On Tuesday, UN envoy Staffan de Mistura said ““We need to do more homework,” about the aid issue. A senior US official said there were some “technical issues” to be resolved, and that Washington was “pressing the Russians and, through the Russians, pressing the regime”.
Claimed Regime Violations of Ceasefire
Opposition activists continue to report regime violations of the ceasefire.
The opposition claimed regime attacks, including shelling and rockets, on Anadan and Qebtan al-Jabal in Aleppo Province.
Pro-Assad forces reportedly bombarded Housh al-Nasri in the East Ghouta area near Damascus, where there was fighting between the rebels of Jaish al-Islam and the Syrian military before Monday’s ceasefire.
Activists also maintain that a Russian airstrike killed six people and injured more than 15 in a displaced persons’ camp in Homs Province, southeast of Palmyra, The area is near the frontline between the regime and the Islamic State.
Top US General Sceptical About US-Russian Deal
Amid reports of the Pentagon’s dissatisfaction over the US-Russian deal, the top US general in the Middle East has expressed scepticism over cooperation with Moscow.

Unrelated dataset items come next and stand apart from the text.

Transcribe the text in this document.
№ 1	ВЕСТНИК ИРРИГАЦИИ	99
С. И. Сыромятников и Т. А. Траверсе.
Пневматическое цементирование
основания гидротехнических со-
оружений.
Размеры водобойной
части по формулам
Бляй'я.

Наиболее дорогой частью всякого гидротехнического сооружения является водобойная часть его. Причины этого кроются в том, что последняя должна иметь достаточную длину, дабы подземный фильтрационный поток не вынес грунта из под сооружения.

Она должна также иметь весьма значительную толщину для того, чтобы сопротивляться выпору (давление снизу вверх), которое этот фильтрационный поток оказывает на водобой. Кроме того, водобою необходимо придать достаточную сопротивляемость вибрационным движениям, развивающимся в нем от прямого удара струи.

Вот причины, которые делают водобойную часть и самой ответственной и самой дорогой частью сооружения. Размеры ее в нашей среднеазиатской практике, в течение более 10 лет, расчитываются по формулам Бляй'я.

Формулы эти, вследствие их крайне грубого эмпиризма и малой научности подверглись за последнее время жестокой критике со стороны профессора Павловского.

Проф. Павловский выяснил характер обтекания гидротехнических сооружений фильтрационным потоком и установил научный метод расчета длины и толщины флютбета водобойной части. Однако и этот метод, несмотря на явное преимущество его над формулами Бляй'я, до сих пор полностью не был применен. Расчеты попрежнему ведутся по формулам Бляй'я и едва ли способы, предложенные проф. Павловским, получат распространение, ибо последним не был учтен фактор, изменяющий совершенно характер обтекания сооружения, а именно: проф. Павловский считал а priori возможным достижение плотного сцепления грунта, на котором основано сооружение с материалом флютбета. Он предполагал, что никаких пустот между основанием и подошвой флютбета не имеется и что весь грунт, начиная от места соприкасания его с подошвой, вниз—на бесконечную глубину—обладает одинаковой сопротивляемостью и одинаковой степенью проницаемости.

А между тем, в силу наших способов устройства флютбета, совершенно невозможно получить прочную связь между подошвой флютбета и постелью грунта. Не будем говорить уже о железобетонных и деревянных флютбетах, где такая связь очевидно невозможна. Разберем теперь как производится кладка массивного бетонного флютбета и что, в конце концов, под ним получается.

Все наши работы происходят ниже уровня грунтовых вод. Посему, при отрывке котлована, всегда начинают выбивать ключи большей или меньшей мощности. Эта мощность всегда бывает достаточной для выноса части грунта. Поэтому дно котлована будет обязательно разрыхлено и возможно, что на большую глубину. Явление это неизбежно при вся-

General Joseph Votel, the head of US Central Commander, started with a supportive line: “I’m hopeful but I’m very realistic about what is before us.”
However, in a conference in Washington, the general then set out doubts. He said Russia’s objective is “not clear”: “They say one thing and we don’t necessarily see them following up on that.
While saying that the US military would “look for ways to make this work within the confines of the agreement”, he implicitly cautioned President Obama and Secretary of State John Kerry:
I trust that our political leadership will do the right things and make the right calls [and that they have] a very good handle on that. Our job will be to look at how we do that with the Russians.
Defense Secretary Ash Carter and senior Pentagon officials questioned the US-Russia agreement before it was announced.
On Tuesday, Lt. Gen. Jeffrey L. Harrigian, the commander of the US Air Forces Central Command, was hesitant about the proposed US-Russian Joint Information Center, to be established if the ceasefire holds for a week: “I’m not saying yes or no. It would be premature to say that we’re going to jump right into it.”
Votel echoed yesterday, “We have to see how this goes first of all…see what direction it goes…whether it actually pans out or not, I don’t know.”